Schlüsselspieler der Rugby WM 2027
Tryscorer-Märkte gehören bei einer Rugby WM zu den reizvollsten Wetten, weil sich klare Positionsmuster erkennen lassen. Bei der WM 2023 waren die Top-Tryscorer fast ausschließlich Außenspieler: Will Jordan (Wing/Fullback, 8 Tries), Damian McKenzie (Fullback, 5), Henry Arundell (Wing, 5 Tries allein gegen Chile), Cam Graham (Wing). Wer die richtigen Spieler kennt, hat bei Anytime-Tryscorer-Wetten einen Informationsvorsprung.
Antoine Dupont und Thomas Ramos (Frankreich)
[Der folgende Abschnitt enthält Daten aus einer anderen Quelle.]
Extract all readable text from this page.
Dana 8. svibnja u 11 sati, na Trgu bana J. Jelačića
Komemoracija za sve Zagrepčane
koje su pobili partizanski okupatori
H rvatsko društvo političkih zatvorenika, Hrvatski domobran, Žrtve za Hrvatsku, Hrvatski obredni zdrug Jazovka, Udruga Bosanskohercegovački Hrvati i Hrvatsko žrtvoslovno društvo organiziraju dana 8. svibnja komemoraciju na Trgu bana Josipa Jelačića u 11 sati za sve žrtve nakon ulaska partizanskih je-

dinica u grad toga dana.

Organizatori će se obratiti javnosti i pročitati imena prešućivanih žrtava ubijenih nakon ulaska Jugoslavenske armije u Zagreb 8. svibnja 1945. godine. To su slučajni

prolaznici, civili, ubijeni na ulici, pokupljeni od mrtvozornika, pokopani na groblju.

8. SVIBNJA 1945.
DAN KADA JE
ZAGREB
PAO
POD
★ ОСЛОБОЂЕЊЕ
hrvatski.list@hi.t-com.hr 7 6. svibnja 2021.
Dupont ist Halbspieler, zweimaliger World Player of the Year (2021, 2024) und wird 2027 gerade 30. Für seine Position das beste Alter – schnell genug für Breaks, erfahren genug für die richtigen Entscheidungen unter Druck. Er ist kein klassischer Tryscorer-Typ, aber er kreiert Tries für andere und taucht in den entscheidenden Momenten selbst an der Linie auf. Bei der WM 2023 fehlte er in der Gruppenphase (Olympia-Vorbereitung mit dem 7er-Team), kehrte dann für die K.o.-Runde zurück und war sofort der beste Spieler auf dem Platz.
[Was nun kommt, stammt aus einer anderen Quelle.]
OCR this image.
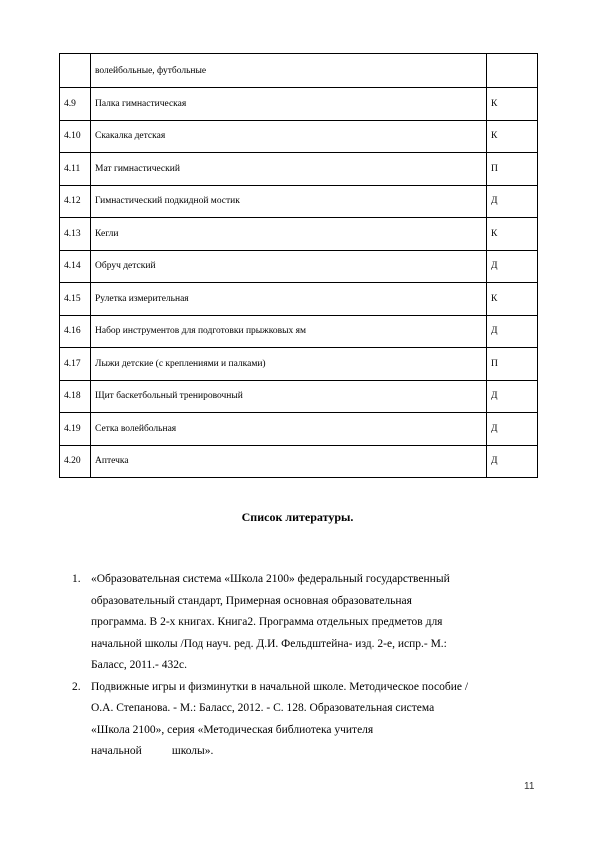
	волейбольные, футбольные	
4.9	Палка гимнастическая	К
4.10	Скакалка детская	К
4.11	Мат гимнастический	П
4.12	Гимнастический подкидной мостик	Д
4.13	Кегли	К
4.14	Обруч детский	Д
4.15	Рулетка измерительная	К
4.16	Набор инструментов для подготовки прыжковых ям	Д
4.17	Лыжи детские (с креплениями и палками)	П
4.18	Щит баскетбольный тренировочный	Д
4.19	Сетка волейбольная	Д
4.20	Аптечка	Д
Список литературы.
1. «Образовательная система «Школа 2100» федеральный государственный
образовательный стандарт, Примерная основная образовательная
программа. В 2-х книгах. Книга2. Программа отдельных предметов для
начальной школы /Под науч. ред. Д.И. Фельдштейна- изд. 2-е, испр.- М.:
Баласс, 2011.- 432с.
2. Подвижные игры и физминутки в начальной школе. Методическое пособие /
О.А. Степанова. - М.: Баласс, 2012. - С. 128. Образовательная система
«Школа 2100», серия «Методическая библиотека учителя
начальной	школы».
11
Thomas Ramos ist da anders gestrickt. Der Fullback war zweitbester Scorer der WM 2023 mit 74 Punkten – 1 Try, 21 Conversions, 9 Penalties. Eine seltene Kombination: Ramos tritt die Kicks und läuft selbst die Linie an. Für Spieler-Wetten bei der Rugby WM ein Name, den man auf dem Zettel haben sollte.
Will Jordan und die All-Blacks-Offensive
Acht Tries bei der WM 2023. Damit steht Jordan gleichauf mit Jonah Lomu (1999), Julian Savea (2015) und Bryan Habana (2007) – der gemeinsame Rekord für die meisten Tries in einem einzelnen WM-Turnier. Jordan spielt Wing und Fullback, genau das Profil, aus dem WM-Tryscorer seit Jahrzehnten kommen. Neuseelands Offensiv-System – 49 Tries in 7 Spielen bei der letzten WM – schafft regelmäßig Räume auf den Außenbahnen.
2027 wird Jordan 27 Jahre alt sein, mitten im physischen Prime. Kein Spieler ist für den Top-Tryscorer-Markt der Rugby WM 2027 ein offensichtlicherer Kandidat – und genau das ist das Problem. Die Wettanbieter wissen das auch, und die Quoten werden entsprechend niedrig liegen. Wer trotzdem zuschlagen will, sollte auf die Anytime-Tryscorer-Märkte in einzelnen Spielen schauen, besonders in den Gruppenpartien gegen Chile und Hongkong. Dort dürfte Jordan Raum bekommen.
Cheslin Kolbe und die Springbok-Flügel
Kolbe hat etwas geschafft, das kaum ein anderer aktiver Spieler vorweisen kann: Tries in beiden WM-Finals 2019 und 2023. Auf der größten Bühne liefern, wenn der Druck am höchsten ist – das ist sein Markenzeichen. Sein Spielstil ist das Gegenteil der Springbok-Philosophie: Klein, extrem wendig, unberechenbar. Während Südafrikas Gameplan auf physischer Dominanz basiert, lebt Kolbe von Tempowechseln und engen Räumen.
Das Fragezeichen: 2027 wird Kolbe 33. Ob er noch zur WM-Mannschaft gehört, hängt von seiner Form in den nächsten anderthalb Jahren ab. Jüngere Alternativen wie Kurt-Lee Arendse und Aphelele Fassi stehen bereit. Für Rugby WM Wetten auf Tryscorer-Märkte bleibt Kolbe trotzdem relevant – wenn er dabei ist, gehört er in die engere Auswahl. Und bei den Springboks weiß man nie: Erfahrung schlägt in ihrem System oft Jugend.